We want to save you from that fate, and the first thing you can do to elevate your holiday hut is to make your own gingerbread. Yes, it takes more time and effort than buying the ready-made kits, but it can make a huge difference, and increase your creative freedom. Popular Science likens store-bought gingerbread to cardboard, and suggests making your own but ditching the leavening agent to produce denser cookie sheets that won't expand in the oven. This type of structure isn't as appealing to the tooth though, so if you plan to eat your gingerbread house at some point, BuzzFeed notes that you can use a normal, leavened dough, then shave the expanded edges down with a microplane grater once they've baked and cooled.

Ditch the icing

Whether you make your own gingerbread or buy a kit, the real challenge begins when you have to stick the pieces together. Most people's first thought is to use royal icing for the job, but that should be saved for decorative purposes only. Popular Science points out that royal icing takes a long time to dry, and when it does, it crumbles with ease. They suggest using melted white chocolate instead, which dries into a very solid state. Because it can dry out quickly, you may need to pop the white chocolate in the microwave to re-melt it as you go, and if you want your gingerbread house to firm up fast, you can put it in the fridge to help it along.

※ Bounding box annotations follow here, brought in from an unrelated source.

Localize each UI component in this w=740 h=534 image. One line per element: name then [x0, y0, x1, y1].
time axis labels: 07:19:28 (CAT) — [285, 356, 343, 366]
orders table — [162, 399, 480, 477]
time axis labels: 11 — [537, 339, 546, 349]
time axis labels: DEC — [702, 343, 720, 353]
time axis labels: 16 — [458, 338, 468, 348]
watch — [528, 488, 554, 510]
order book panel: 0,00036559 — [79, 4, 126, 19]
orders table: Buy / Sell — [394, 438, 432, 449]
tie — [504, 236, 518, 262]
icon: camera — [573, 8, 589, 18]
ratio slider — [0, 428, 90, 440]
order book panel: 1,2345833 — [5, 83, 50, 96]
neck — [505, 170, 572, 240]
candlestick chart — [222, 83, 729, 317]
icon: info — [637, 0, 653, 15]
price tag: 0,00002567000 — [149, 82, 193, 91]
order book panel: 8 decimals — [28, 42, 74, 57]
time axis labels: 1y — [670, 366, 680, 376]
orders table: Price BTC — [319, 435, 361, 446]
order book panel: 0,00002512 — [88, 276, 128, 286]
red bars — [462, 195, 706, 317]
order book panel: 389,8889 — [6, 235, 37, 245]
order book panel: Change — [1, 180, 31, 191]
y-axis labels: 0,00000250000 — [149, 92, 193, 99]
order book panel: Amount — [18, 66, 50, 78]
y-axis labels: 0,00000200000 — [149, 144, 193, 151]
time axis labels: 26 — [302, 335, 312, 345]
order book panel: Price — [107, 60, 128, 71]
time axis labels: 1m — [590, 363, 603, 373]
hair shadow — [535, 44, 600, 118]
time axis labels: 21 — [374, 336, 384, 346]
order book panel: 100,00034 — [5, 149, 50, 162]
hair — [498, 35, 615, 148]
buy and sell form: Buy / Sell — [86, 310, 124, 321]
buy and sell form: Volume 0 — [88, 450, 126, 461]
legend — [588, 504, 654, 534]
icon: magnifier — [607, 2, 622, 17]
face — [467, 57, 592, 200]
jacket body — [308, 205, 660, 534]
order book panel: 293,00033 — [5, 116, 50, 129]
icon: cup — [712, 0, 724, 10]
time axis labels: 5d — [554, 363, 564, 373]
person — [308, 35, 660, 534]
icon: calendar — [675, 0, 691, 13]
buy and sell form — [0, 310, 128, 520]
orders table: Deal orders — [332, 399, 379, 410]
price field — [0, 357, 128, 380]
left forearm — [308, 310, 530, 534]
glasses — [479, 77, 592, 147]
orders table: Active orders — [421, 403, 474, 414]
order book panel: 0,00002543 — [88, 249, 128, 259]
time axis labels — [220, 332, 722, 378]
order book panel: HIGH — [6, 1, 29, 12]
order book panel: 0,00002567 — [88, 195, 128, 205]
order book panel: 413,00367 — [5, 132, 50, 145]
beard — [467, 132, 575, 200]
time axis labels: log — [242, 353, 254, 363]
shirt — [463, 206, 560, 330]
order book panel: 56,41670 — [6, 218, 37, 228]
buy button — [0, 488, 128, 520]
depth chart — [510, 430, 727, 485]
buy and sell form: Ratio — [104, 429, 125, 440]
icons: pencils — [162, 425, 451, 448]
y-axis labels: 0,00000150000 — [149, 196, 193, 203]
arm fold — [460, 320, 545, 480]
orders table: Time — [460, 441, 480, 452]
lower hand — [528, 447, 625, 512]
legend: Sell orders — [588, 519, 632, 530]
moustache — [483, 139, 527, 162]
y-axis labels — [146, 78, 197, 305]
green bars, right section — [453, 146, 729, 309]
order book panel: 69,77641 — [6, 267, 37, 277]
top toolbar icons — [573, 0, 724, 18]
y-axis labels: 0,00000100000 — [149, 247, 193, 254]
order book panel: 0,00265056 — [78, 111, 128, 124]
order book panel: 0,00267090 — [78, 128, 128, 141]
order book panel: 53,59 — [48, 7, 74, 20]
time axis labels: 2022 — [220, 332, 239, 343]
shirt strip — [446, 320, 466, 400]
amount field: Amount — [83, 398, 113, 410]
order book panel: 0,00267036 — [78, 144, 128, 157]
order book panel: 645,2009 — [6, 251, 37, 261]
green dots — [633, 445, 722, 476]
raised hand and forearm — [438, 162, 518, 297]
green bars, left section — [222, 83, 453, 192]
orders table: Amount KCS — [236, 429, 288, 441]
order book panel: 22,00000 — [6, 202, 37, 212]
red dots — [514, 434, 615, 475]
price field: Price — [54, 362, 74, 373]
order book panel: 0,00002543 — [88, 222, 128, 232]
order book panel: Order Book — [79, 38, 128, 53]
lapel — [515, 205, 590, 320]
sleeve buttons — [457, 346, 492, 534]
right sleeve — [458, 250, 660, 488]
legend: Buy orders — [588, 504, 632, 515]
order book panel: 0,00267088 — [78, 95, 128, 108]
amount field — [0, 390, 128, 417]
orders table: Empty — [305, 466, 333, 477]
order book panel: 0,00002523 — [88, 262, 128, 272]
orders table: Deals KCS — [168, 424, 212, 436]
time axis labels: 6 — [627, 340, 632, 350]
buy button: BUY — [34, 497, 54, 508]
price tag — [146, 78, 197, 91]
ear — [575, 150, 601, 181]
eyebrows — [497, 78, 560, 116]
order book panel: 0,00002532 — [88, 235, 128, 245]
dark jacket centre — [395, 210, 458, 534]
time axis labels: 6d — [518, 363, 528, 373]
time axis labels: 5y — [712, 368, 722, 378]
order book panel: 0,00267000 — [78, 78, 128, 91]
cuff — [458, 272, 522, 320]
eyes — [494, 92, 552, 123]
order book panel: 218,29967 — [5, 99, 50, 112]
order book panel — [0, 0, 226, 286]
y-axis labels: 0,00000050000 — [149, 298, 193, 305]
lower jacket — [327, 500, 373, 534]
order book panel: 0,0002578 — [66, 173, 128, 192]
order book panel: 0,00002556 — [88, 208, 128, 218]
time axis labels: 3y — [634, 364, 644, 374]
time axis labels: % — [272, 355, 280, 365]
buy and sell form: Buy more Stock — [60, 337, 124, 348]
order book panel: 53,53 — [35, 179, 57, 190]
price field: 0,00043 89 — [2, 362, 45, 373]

Another alternative to using icing is to make a sort of edible glue. NPR interviewed Erica Kahn, a student at the Brown University School of Engineering, who revealed her secret recipe for the ultimate gingerbread binder. Melting marshmallows turns them into sticky cement that also adds some weight to the structure, helping to stabilize it. For spots where you need a lighter binder, Kahn recommends melted gummy bears, which form an epoxy-like glue that spreads on fairly thinly, unlike marshmallow cement or royal icing. The team at NPR put Kahn's methods to the test and built a gingerbread house so sturdy they were able to drop it from a foot in the air without causing any damage. Now that's a Christmas miracle.